5 Comments (+add yours?)

  1. picperfic
    May 02, 2007 @ 16:53:00

    woh! you know, the same thing applies to photography, well online photography. I started posting my precious photos when I first started to use a digital camera in 2002 and I got slated and I got cross and I got sad and then I got determined! I learned from my peers, if I saw a process that I liked, I asked the owner how they did it..I grew up and stop getting upset when people said they didn’t like the colour of the flower etc. Now I rarely post to these photosites, I post on my blog. As my confidence in photography has grown, I realise that everyone has different tastes and their opinions can vary quite diversly. All that matters at the end of the day, is whether you are pleased with your work. We all have our own style and isn’t that just the best thing? I find your work so beautiful, delicate yet it must be so strong to withstand all that rigorous dancing.
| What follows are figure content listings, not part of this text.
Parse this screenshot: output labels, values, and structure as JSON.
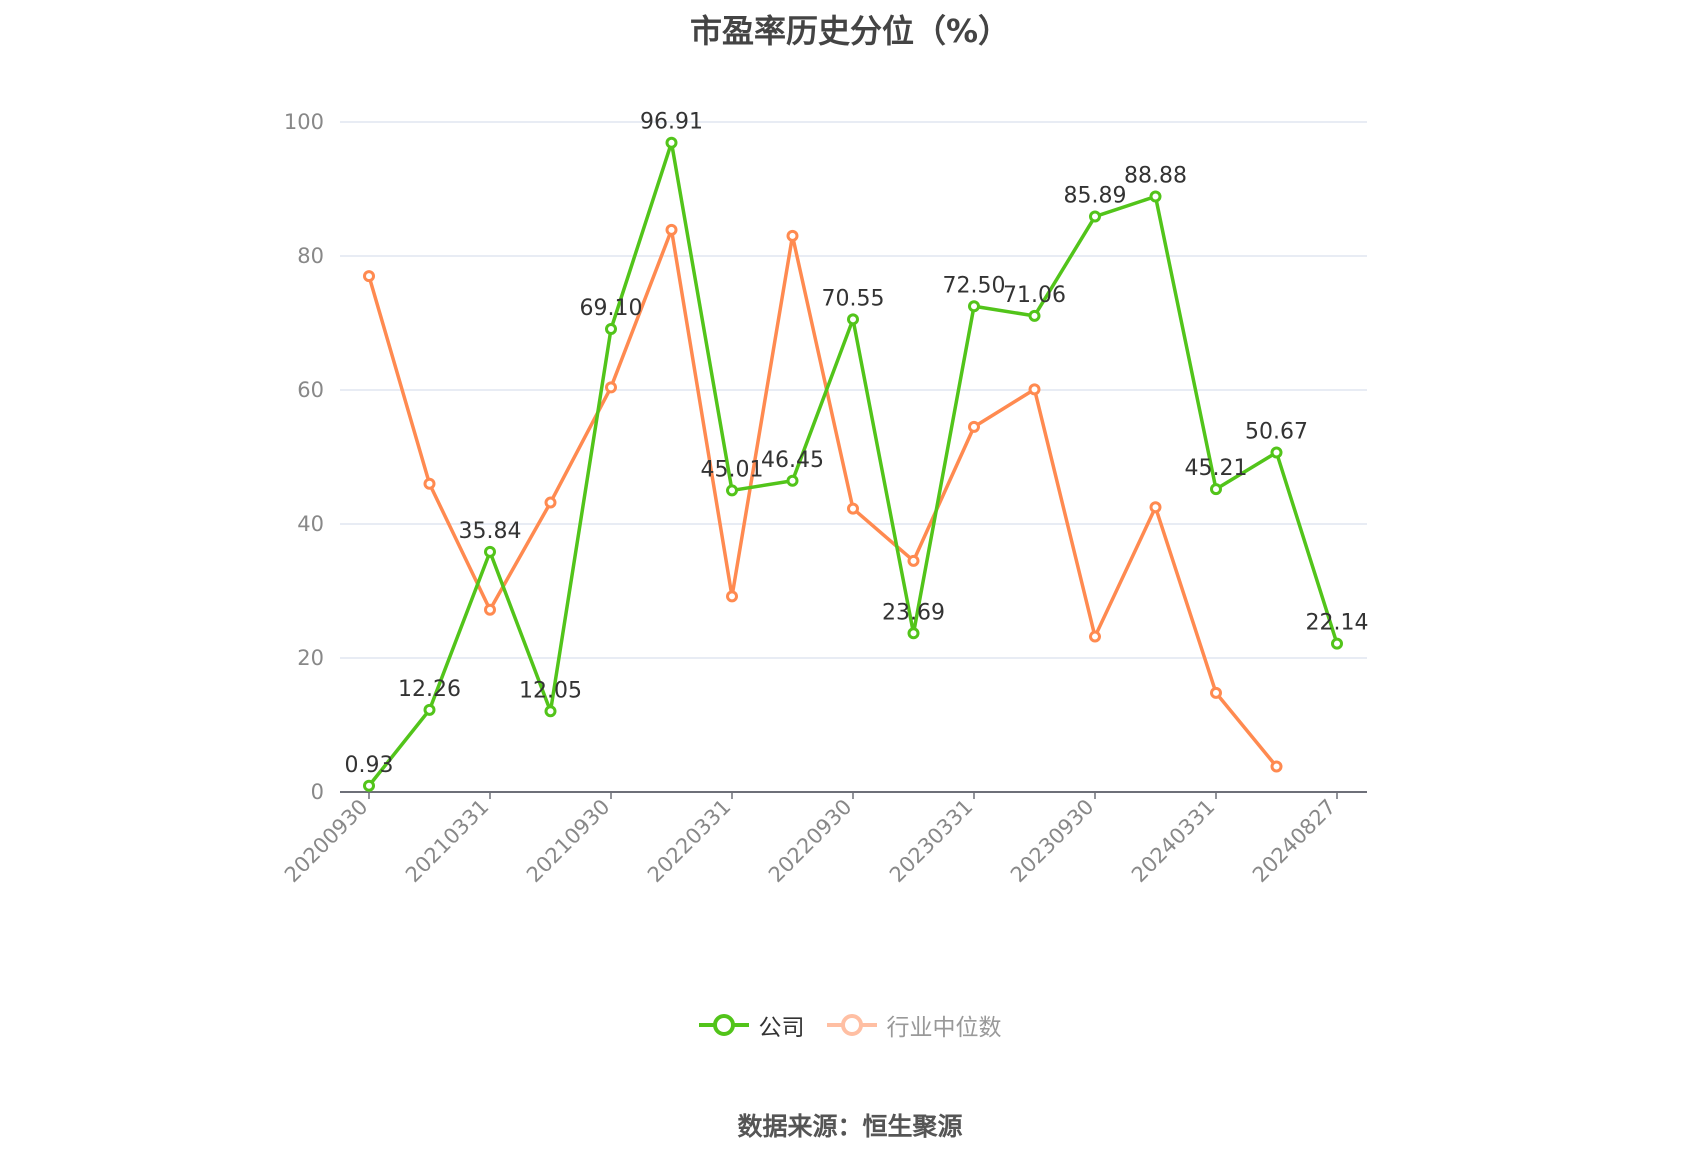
{
  "title": "市盈率历史分位（%）",
  "source": "数据来源：恒生聚源",
  "legend": [
    {
      "label": "公司",
      "color": "#52c41a",
      "active": true
    },
    {
      "label": "行业中位数",
      "color": "#ff8c5a",
      "active": false
    }
  ],
  "colors": {
    "company": "#52c41a",
    "industry": "#ff8a50",
    "grid": "#e0e6f1",
    "axis": "#6e7079"
  },
  "chart_data": {
    "type": "line",
    "title": "市盈率历史分位（%）",
    "xlabel": "",
    "ylabel": "",
    "ylim": [
      0,
      100
    ],
    "yticks": [
      0,
      20,
      40,
      60,
      80,
      100
    ],
    "grid": true,
    "legend_position": "bottom",
    "x": [
      "20200930",
      "20201231",
      "20210331",
      "20210630",
      "20210930",
      "20211231",
      "20220331",
      "20220630",
      "20220930",
      "20221231",
      "20230331",
      "20230630",
      "20230930",
      "20231231",
      "20240331",
      "20240630",
      "20240827"
    ],
    "xtick_labels": [
      "20200930",
      "20210331",
      "20210930",
      "20220331",
      "20220930",
      "20230331",
      "20230930",
      "20240331",
      "20240827"
    ],
    "series": [
      {
        "name": "公司",
        "values": [
          0.93,
          12.26,
          35.84,
          12.05,
          69.1,
          96.91,
          45.01,
          46.45,
          70.55,
          23.69,
          72.5,
          71.06,
          85.89,
          88.88,
          45.21,
          50.67,
          22.14
        ],
        "labels": [
          "0.93",
          "12.26",
          "35.84",
          "12.05",
          "69.10",
          "96.91",
          "45.01",
          "46.45",
          "70.55",
          "23.69",
          "72.50",
          "71.06",
          "85.89",
          "88.88",
          "45.21",
          "50.67",
          "22.14"
        ]
      },
      {
        "name": "行业中位数",
        "values": [
          77.0,
          46.0,
          27.2,
          43.2,
          60.4,
          83.9,
          29.2,
          83.0,
          42.3,
          34.5,
          54.5,
          60.1,
          23.2,
          42.5,
          14.8,
          3.8,
          null
        ]
      }
    ],
    "source": "数据来源：恒生聚源"
  }
}
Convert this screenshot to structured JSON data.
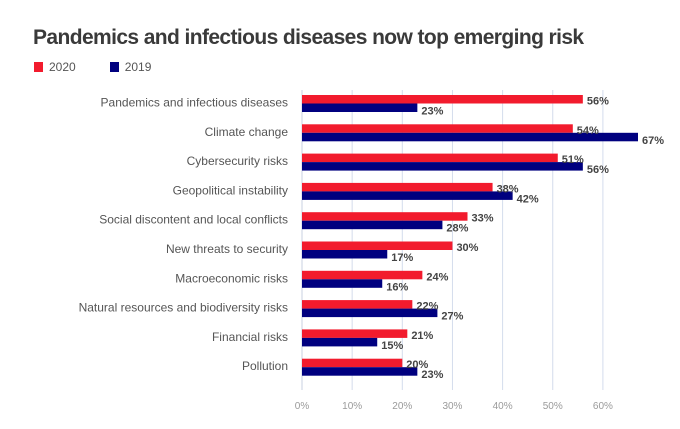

I’ve not paid too much attention to the colours that have been used as I realise they are for events and are mostly the customers choice. Its the fine detail I am impressed with, and your vast knowledge of your craft. Your eloquence on the critique of others work is important because you have the confident knowledge that you know what you are doing.
    I for one would value any comment you made regarding my Irish Dance Dress work, not that I would ever ever feel the need to do anything so intricate…I’ll stick to sewing little girl’s dresses and knitting socks!

  2. Knitting Maniac
    May 02, 2007 @ 20:40:00

    Criticism has become a loosely defined, subjective term, hasn’t it?

    Critics are there to look at a piece of work, and offer their opinions. But when a critic goes off, espousing how much they hated something, how it didn’t make sense to them, how it would never work, I have to ask myself this: what were you “expecting”? Did your expectations not get met, or are you just wanting to blow off something because you just didn’t “get” it.

    So many people make blatant comments, and then hide behind that word .. criticism. Oh, I was just offering “constructive criticism.” No. To me it sounded like you were offering your opinion. Where in that criticism were you trying to help me understand your point of view, other than the fact that you just “didn’t like it” or “thought it was ugly.”

    Don’t take it to heart. There are just jealous people out there who hide behind that word. They are so critical of another’s work because they are jealous of them on some level or another.

  3. American Ex-pat
    May 10, 2007 @ 00:27:00

    I’ve been fighting this issue for years. Like many dancers, dressmakers, and designers out there, I have a pretty firm opinion of what is pretty and what is not. To be honest, I’ve mostly given up trying to give constructive criticism any more.

    Designers, or dancers who fancy themselves designers, ARE too caught up in their designs on a personal level–most of them, atleast. I am, too, often. But it’s come to the point where even saying, “Look, I like the overall thing you have going here–nice colours, fine shape–but adding that bit to the side of the bodice is going to add about 30lbs to you on stage” isn’t considered helpful. It’s ‘mean’ and generally ‘unnecessary’ and you get lambasted for trying to point out that the really poor design choice isn’t going to work or look good. There are a few “pro” designers (not really pros, if you catch my drift) whose work is consistently ill-fitting, poorly designed, and with atrocious colour choices (if really well sewn). There’s no way of bringing up these issues to help others produce a better dress without being torn to shreds for daring to criticize, because that might hurt someone’s feelings! It’s ridiculous!